ASP.NET application/web service not working on Windows Vista/IIS 7: access right problem

asp.netiis-7service

I have a .NET 3.5 based web service running at http://localhost/serivce.svc/. Then I have an ASP.NET application running at http://localhost/myApp. In Application_Load my application reads some XML configuration from the web service. That works fine on my machine, but:

  • On Windows Vista with IIS 7 the request to the web services fails.
  • The web service can be accessed via the browser without any problem.
  • I configured the app pool of my application to run as admin. I added the admin to the IIS_USRS group, but it still cannot access the web service. impersonate=true/false seems not to make a difference.

Best Answer

First off, take admin out of the IIS_WPG group before you forget, and configure your app pool back to normal.

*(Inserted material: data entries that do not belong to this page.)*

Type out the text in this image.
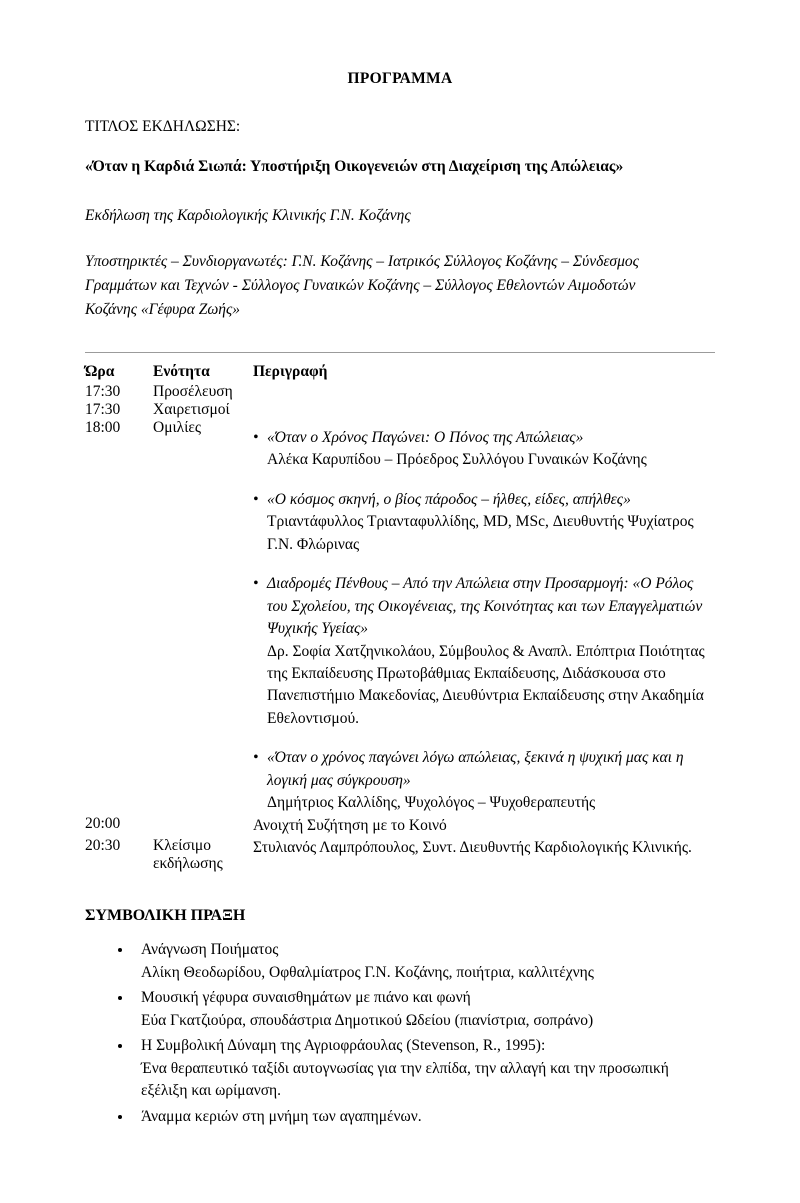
ΠΡΟΓΡΑΜΜΑ
ΤΙΤΛΟΣ ΕΚΔΗΛΩΣΗΣ:
«Όταν η Καρδιά Σιωπά: Υποστήριξη Οικογενειών στη Διαχείριση της Απώλειας»
Εκδήλωση της Καρδιολογικής Κλινικής Γ.Ν. Κοζάνης
Υποστηρικτές – Συνδιοργανωτές: Γ.Ν. Κοζάνης – Ιατρικός Σύλλογος Κοζάνης – Σύνδεσμος Γραμμάτων και Τεχνών - Σύλλογος Γυναικών Κοζάνης – Σύλλογος Εθελοντών Αιμοδοτών Κοζάνης «Γέφυρα Ζωής»
Ώρα	Ενότητα	Περιγραφή
17:30	Προσέλευση	
17:30	Χαιρετισμοί	
18:00	Ομιλίες	
• «Όταν ο Χρόνος Παγώνει: Ο Πόνος της Απώλειας»
Αλέκα Καρυπίδου – Πρόεδρος Συλλόγου Γυναικών Κοζάνης
• «Ο κόσμος σκηνή, ο βίος πάροδος – ήλθες, είδες, απήλθες»
Τριαντάφυλλος Τριανταφυλλίδης, MD, MSc, Διευθυντής Ψυχίατρος Γ.Ν. Φλώρινας
• Διαδρομές Πένθους – Από την Απώλεια στην Προσαρμογή: «Ο Ρόλος του Σχολείου, της Οικογένειας, της Κοινότητας και των Επαγγελματιών Ψυχικής Υγείας»
Δρ. Σοφία Χατζηνικολάου, Σύμβουλος & Αναπλ. Επόπτρια Ποιότητας της Εκπαίδευσης Πρωτοβάθμιας Εκπαίδευσης, Διδάσκουσα στο Πανεπιστήμιο Μακεδονίας, Διευθύντρια Εκπαίδευσης στην Ακαδημία Εθελοντισμού.
• «Όταν ο χρόνος παγώνει λόγω απώλειας, ξεκινά η ψυχική μας και η λογική μας σύγκρουση»
Δημήτριος Καλλίδης, Ψυχολόγος – Ψυχοθεραπευτής

20:00		Ανοιχτή Συζήτηση με το Κοινό
20:30	Κλείσιμο εκδήλωσης	Στυλιανός Λαμπρόπουλος, Συντ. Διευθυντής Καρδιολογικής Κλινικής.
ΣΥΜΒΟΛΙΚΗ ΠΡΑΞΗ
• Ανάγνωση Ποιήματος
Αλίκη Θεοδωρίδου, Οφθαλμίατρος Γ.Ν. Κοζάνης, ποιήτρια, καλλιτέχνης
• Μουσική γέφυρα συναισθημάτων με πιάνο και φωνή
Εύα Γκατζιούρα, σπουδάστρια Δημοτικού Ωδείου (πιανίστρια, σοπράνο)
• Η Συμβολική Δύναμη της Αγριοφράουλας (Stevenson, R., 1995):
Ένα θεραπευτικό ταξίδι αυτογνωσίας για την ελπίδα, την αλλαγή και την προσωπική εξέλιξη και ωρίμανση.
• Άναμμα κεριών στη μνήμη των αγαπημένων.
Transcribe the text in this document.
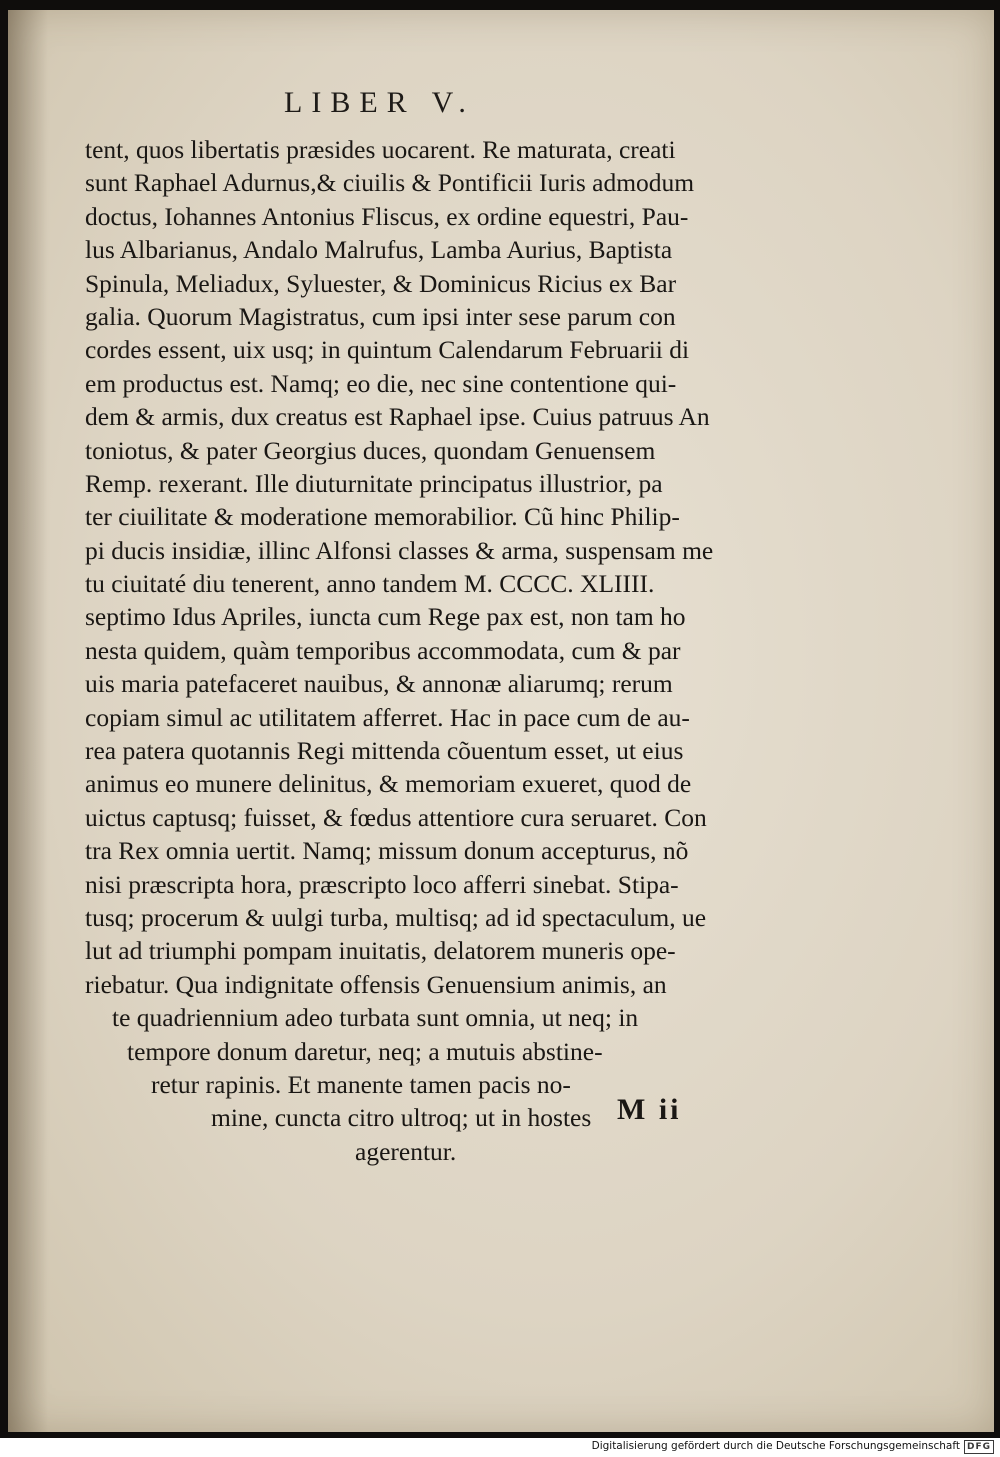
LIBER V.
tent, quos libertatis præsides uocarent. Re maturata, creati
sunt Raphael Adurnus,& ciuilis & Pontificii Iuris admodum
doctus, Iohannes Antonius Fliscus, ex ordine equestri, Pau-
lus Albarianus, Andalo Malrufus, Lamba Aurius, Baptista
Spinula, Meliadux, Syluester, & Dominicus Ricius ex Bar
galia. Quorum Magistratus, cum ipsi inter sese parum con
cordes essent, uix usq; in quintum Calendarum Februarii di
em productus est. Namq; eo die, nec sine contentione qui-
dem & armis, dux creatus est Raphael ipse. Cuius patruus An
toniotus, & pater Georgius duces, quondam Genuensem
Remp. rexerant. Ille diuturnitate principatus illustrior, pa
ter ciuilitate & moderatione memorabilior. Cũ hinc Philip-
pi ducis insidiæ, illinc Alfonsi classes & arma, suspensam me
tu ciuitaté diu tenerent, anno tandem M. CCCC. XLIIII.
septimo Idus Apriles, iuncta cum Rege pax est, non tam ho
nesta quidem, quàm temporibus accommodata, cum & par
uis maria patefaceret nauibus, & annonæ aliarumq; rerum
copiam simul ac utilitatem afferret. Hac in pace cum de au-
rea patera quotannis Regi mittenda cõuentum esset, ut eius
animus eo munere delinitus, & memoriam exueret, quod de
uictus captusq; fuisset, & fœdus attentiore cura seruaret. Con
tra Rex omnia uertit. Namq; missum donum accepturus, nõ
nisi præscripta hora, præscripto loco afferri sinebat. Stipa-
tusq; procerum & uulgi turba, multisq; ad id spectaculum, ue
lut ad triumphi pompam inuitatis, delatorem muneris ope-
riebatur. Qua indignitate offensis Genuensium animis, an
te quadriennium adeo turbata sunt omnia, ut neq; in
tempore donum daretur, neq; a mutuis abstine-
retur rapinis. Et manente tamen pacis no-
mine, cuncta citro ultroq; ut in hostes
agerentur.
M ii
Digitalisierung gefördert durch die Deutsche Forschungsgemeinschaft DFG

Now, turn on WCF logging on the service by putting the following in your web.config file -

<system.diagnostics>
    <sources>
        <source name="System.ServiceModel.MessageLogging" switchValue="Warning, ActivityTracing">
            <listeners>
                <add type="System.Diagnostics.DefaultTraceListener" name="Default">
                    <filter type="" />
                </add>
                <add name="ServiceModelMessageLoggingListener">
                    <filter type="" />
                </add>
            </listeners>
        </source>
    </sources>
    <sharedListeners>
        <add initializeData="c:\logs\web_messages.svclog"*
            type="System.Diagnostics.XmlWriterTraceListener, System, Version=2.0.0.0, Culture=neutral, PublicKeyToken=b77a5c561934e089"
            name="ServiceModelMessageLoggingListener" traceOutputOptions="Timestamp">
            <filter type="" />
        </add>
    </sharedListeners>
</system.diagnostics>


<system.serviceModel>
...
   <diagnostics>
     <messageLogging logMalformedMessages="true" *logMessagesAtServiceLevel="true"*
       logMessagesAtTransportLevel="true" />
   </diagnostics>
...
</system.ServiceModel>

Create the c:\logs directory and make sure the application pool identity user has full control on that directory. Now test your app.

If no log files are being created then there's a problem reaching the WCF service. If log files are being created view them in the Service Trace viewer which comes as part of the Windows SDK. You'll see a red message which is the log entry containing the exception thrown inside the service - this should give you a pointer to where your service code is going wrong.

If the problem is inside your app, rather than the service then you should be logging exceptions inside your Application_Load event (you should be logging exceptions anyway) - however if you try with a global exception handler, well, your app is failing on startup and so the global exception handler will never start to run - instead of putting potential failable scenarios in Application_Load I'd move that out to a utility class which provides an access point to the information you need (say myGlobalThingumy.GetStuff()). Make this class a singleton, and then check if you have the stuff already - if you don't, then you make your web service call. It would act much the same as putting it in Application_Load but will enable global error handling to work, and make your debugging easier.